Lantaran belum mendapatkan fee dari PT Adhi Karya, Wafid kemudian berinisiatif menggunakan uang yang diterima dari Mindo Rosalina Manulang (Grup Permai). Grup Permai yang tak lain perusahaan M. Nazaruddin memang sempat mengijon proyek Hambalang sebelum akhirnya diminta Anas Urbaningrum mundur. Akhirnya proyek dimenangkan dan dikerjakan PT Adhi Karya.
“Wafid menggunakan uang dari Mindo sebesar USD 550 ribu atau senilai Rp5 miliar,” papar Jaksa Irene Putrie. Mantan Sesmenpora yang menjadi terpidana kasus korupsi Wisma Atlet itu kemudian meminta Deddy Kusdinar dan M Fakhruddin mengantarkan uang tersebut ke rumah Choel di Yusuf Adiwinata, Menteng.
Kejadian itu diungkapkan oleh jaksa berlangsung menjelang lebaran, sekitar September 2010. Dalam persidangan Deddy memang mengakui hal tersebut. Namun Deddy mengaku dirinya awalnya tidak mengira yang dikirim ke rumah Choel itu uang. Deddy berkilah kiriman itu disangka dokumen.
Penerimaan yang dialamatkan untuk Andi lainnya diungkapkan dalam dakwaan halaman 43. Lagi-lagi penerimaan uang yang ditujukan untuk Andi dilewatkan Choel. Kali ini yang memberikan uang ialah PT Global Daya Manunggal, subkontraktor Adhi Karya. Dalam dakwaan perusahaan itu disebut merupakan bawaan Choel.
“PT Global Daya Manunggal memberikan uang pada terdakwa (Andi) melalui Choel Mallarangeng secara bertahap,” ucap Jaksa. Penyerahan uang itu antara lain Rp2 miliar (diserahkan langsung ke Choel), Rp1,5 miliar (diserahkan lewat Wafid Muharam), dan Rp500 juta (diserahkan lewat Fakhruddin).
Sayangnya jaksa tidak memaparkan detail pemberian itu. Tempat dan waktu kejadian tidak dituliskan dalam dakwaan. Inilah yang kemudian menjadi celah dan dipermasalahkan pihak Andi. Usai mendengarkan dakwaan, Andi dan kuasa hukumnya memberikan keterangan pada media.
Kubu Andi menilai dakwaan hanya berupa asumsi dan spekulasi dari kejadian yang saling dihubungkan. “Sebagai contoh ada fee 18 persen yang dimintakan dan diantarkan oleh Fakhruddin. Dalam dakwaan tidak dijelaskan dengan detail, semisal siapa yang menyaksikan. Jadinya hanya terkesan asumsi saja,” ujar pengacara Andi, Luhut Pangaribuan. Persoalan penerimaan uang dari PT GDM lewat Choel juga dipertanyakan.

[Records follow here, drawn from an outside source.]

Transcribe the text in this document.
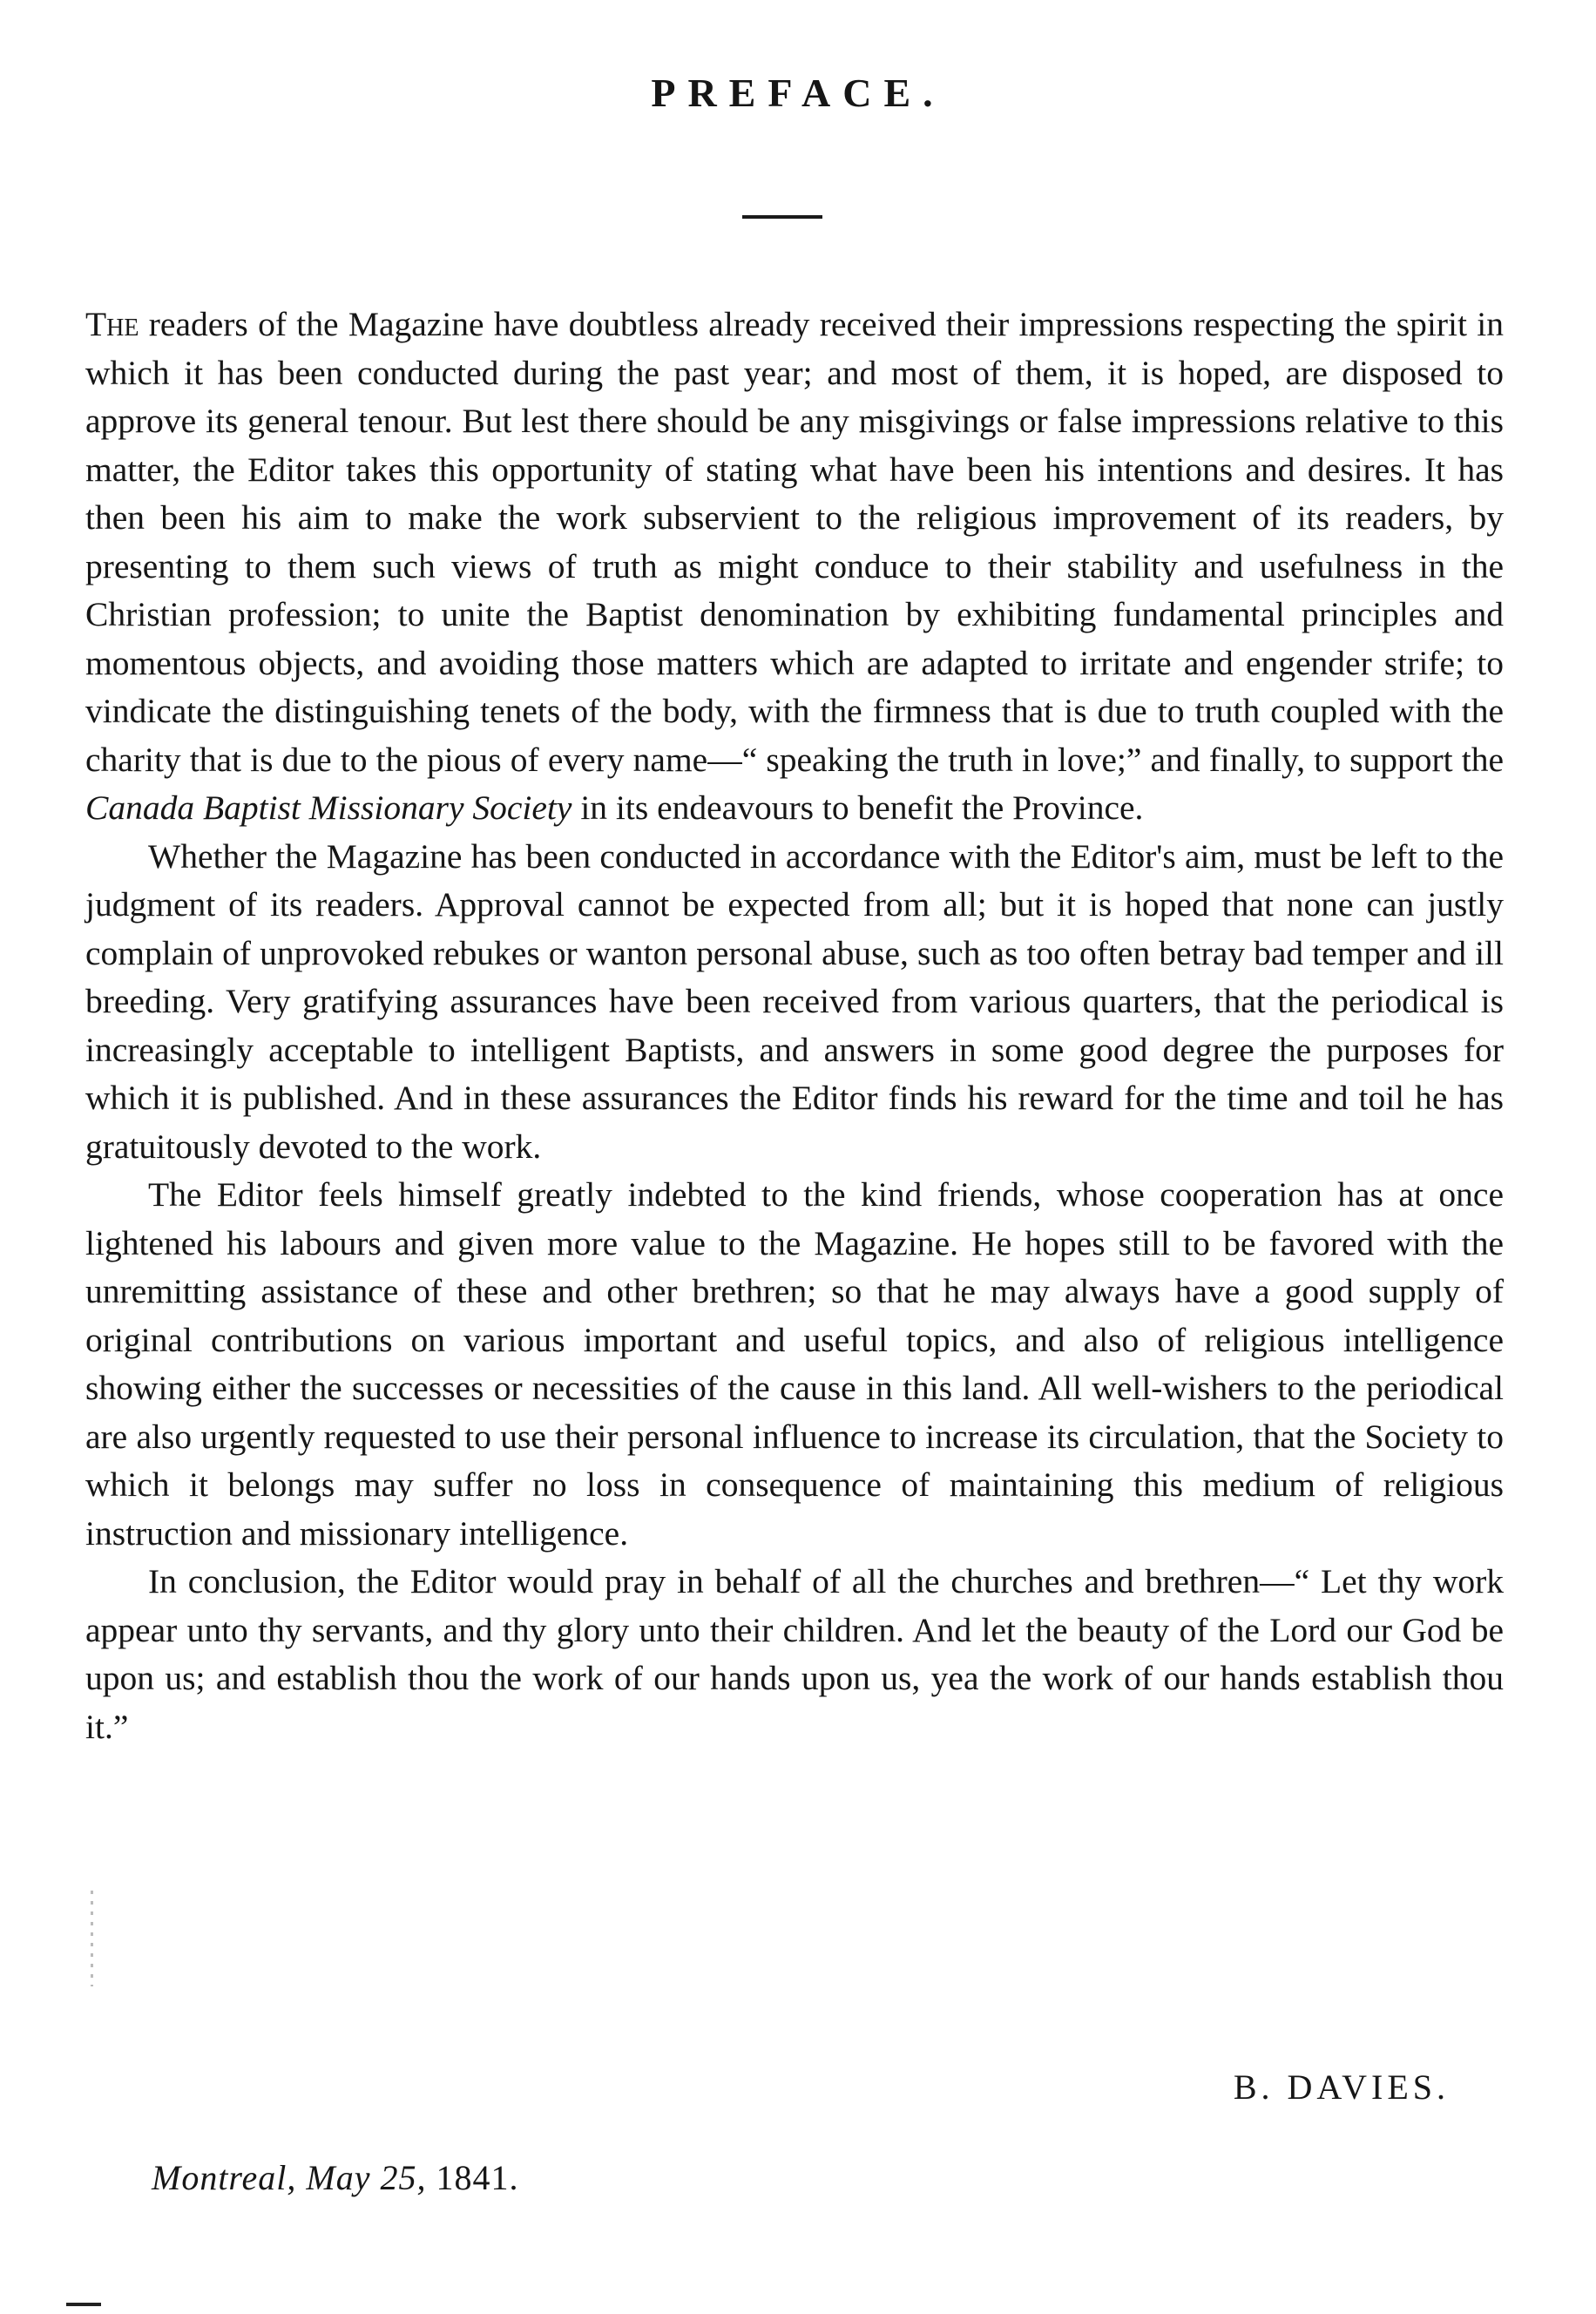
PREFACE.

The readers of the Magazine have doubtless already received their impressions respecting the spirit in which it has been conducted during the past year; and most of them, it is hoped, are disposed to approve its general tenour. But lest there should be any misgivings or false impressions relative to this matter, the Editor takes this opportunity of stating what have been his intentions and desires. It has then been his aim to make the work subservient to the religious improvement of its readers, by presenting to them such views of truth as might conduce to their stability and usefulness in the Christian profession; to unite the Baptist denomination by exhibiting fundamental principles and momentous objects, and avoiding those matters which are adapted to irritate and engender strife; to vindicate the distinguishing tenets of the body, with the firmness that is due to truth coupled with the charity that is due to the pious of every name—“ speaking the truth in love;” and finally, to support the Canada Baptist Missionary Society in its endeavours to benefit the Province.

Whether the Magazine has been conducted in accordance with the Editor's aim, must be left to the judgment of its readers. Approval cannot be expected from all; but it is hoped that none can justly complain of unprovoked rebukes or wanton personal abuse, such as too often betray bad temper and ill breeding. Very gratifying assurances have been received from various quarters, that the periodical is increasingly acceptable to intelligent Baptists, and answers in some good degree the purposes for which it is published. And in these assurances the Editor finds his reward for the time and toil he has gratuitously devoted to the work.

The Editor feels himself greatly indebted to the kind friends, whose cooperation has at once lightened his labours and given more value to the Magazine. He hopes still to be favored with the unremitting assistance of these and other brethren; so that he may always have a good supply of original contributions on various important and useful topics, and also of religious intelligence showing either the successes or necessities of the cause in this land. All well-wishers to the periodical are also urgently requested to use their personal influence to increase its circulation, that the Society to which it belongs may suffer no loss in consequence of maintaining this medium of religious instruction and missionary intelligence.

In conclusion, the Editor would pray in behalf of all the churches and brethren—“ Let thy work appear unto thy servants, and thy glory unto their children. And let the beauty of the Lord our God be upon us; and establish thou the work of our hands upon us, yea the work of our hands establish thou it.”

B. DAVIES.
Montreal, May 25, 1841.
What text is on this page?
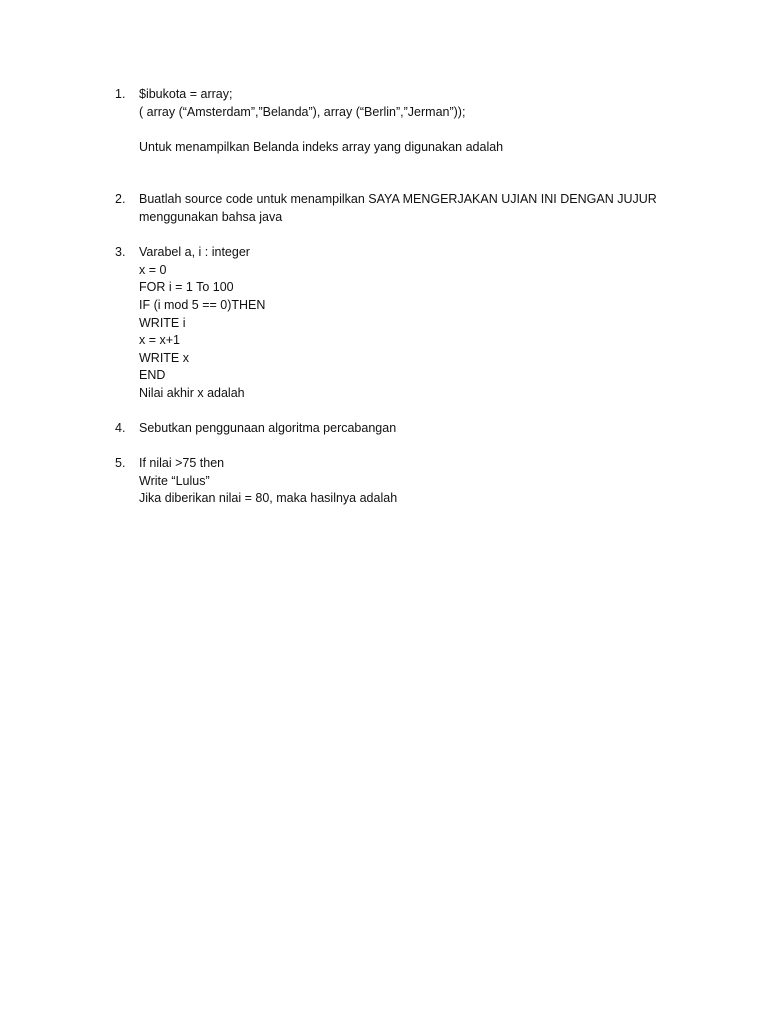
1.	$ibukota = array;
( array (“Amsterdam”,”Belanda”), array (“Berlin”,”Jerman”));
Untuk menampilkan Belanda indeks array yang digunakan adalah
2.	Buatlah source code untuk menampilkan SAYA MENGERJAKAN UJIAN INI DENGAN JUJUR
menggunakan bahsa java
3.	Varabel a, i : integer
x = 0
FOR i = 1 To 100
IF (i mod 5 == 0)THEN
WRITE i
x = x+1
WRITE x
END
Nilai akhir x adalah
4.	Sebutkan penggunaan algoritma percabangan
5.	If nilai >75 then
Write “Lulus”
Jika diberikan nilai = 80, maka hasilnya adalah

Andi mengatakan keberatan atas dakwaan itu yang akan disusunnya bersama tim kuasa hukum. Andi mengaku selama ini memang menantikan persidangannya untuk membuktikan siapa yang salah dan harus bertanggungjawab.
“Saya tidak melakukan pelanggaran hukum seperti dalam dakwaan itu, baik menyalahgunakan kewenangan umaupun menguntungkan diri sendiri, perorangan ataupun korporasi,” katanya.
Saat diminta komentar terkait pernyataan Anas yang meminta tersangka Hambalang lainnya juga dijerat dengan pencucian uang seperti dirinya, Andi meminta semua pihak mengurus masalahnya masing-masing. “Saya rasa kita harus mengurus masalah sendiri,” ujarnya lantas sambil tertawa.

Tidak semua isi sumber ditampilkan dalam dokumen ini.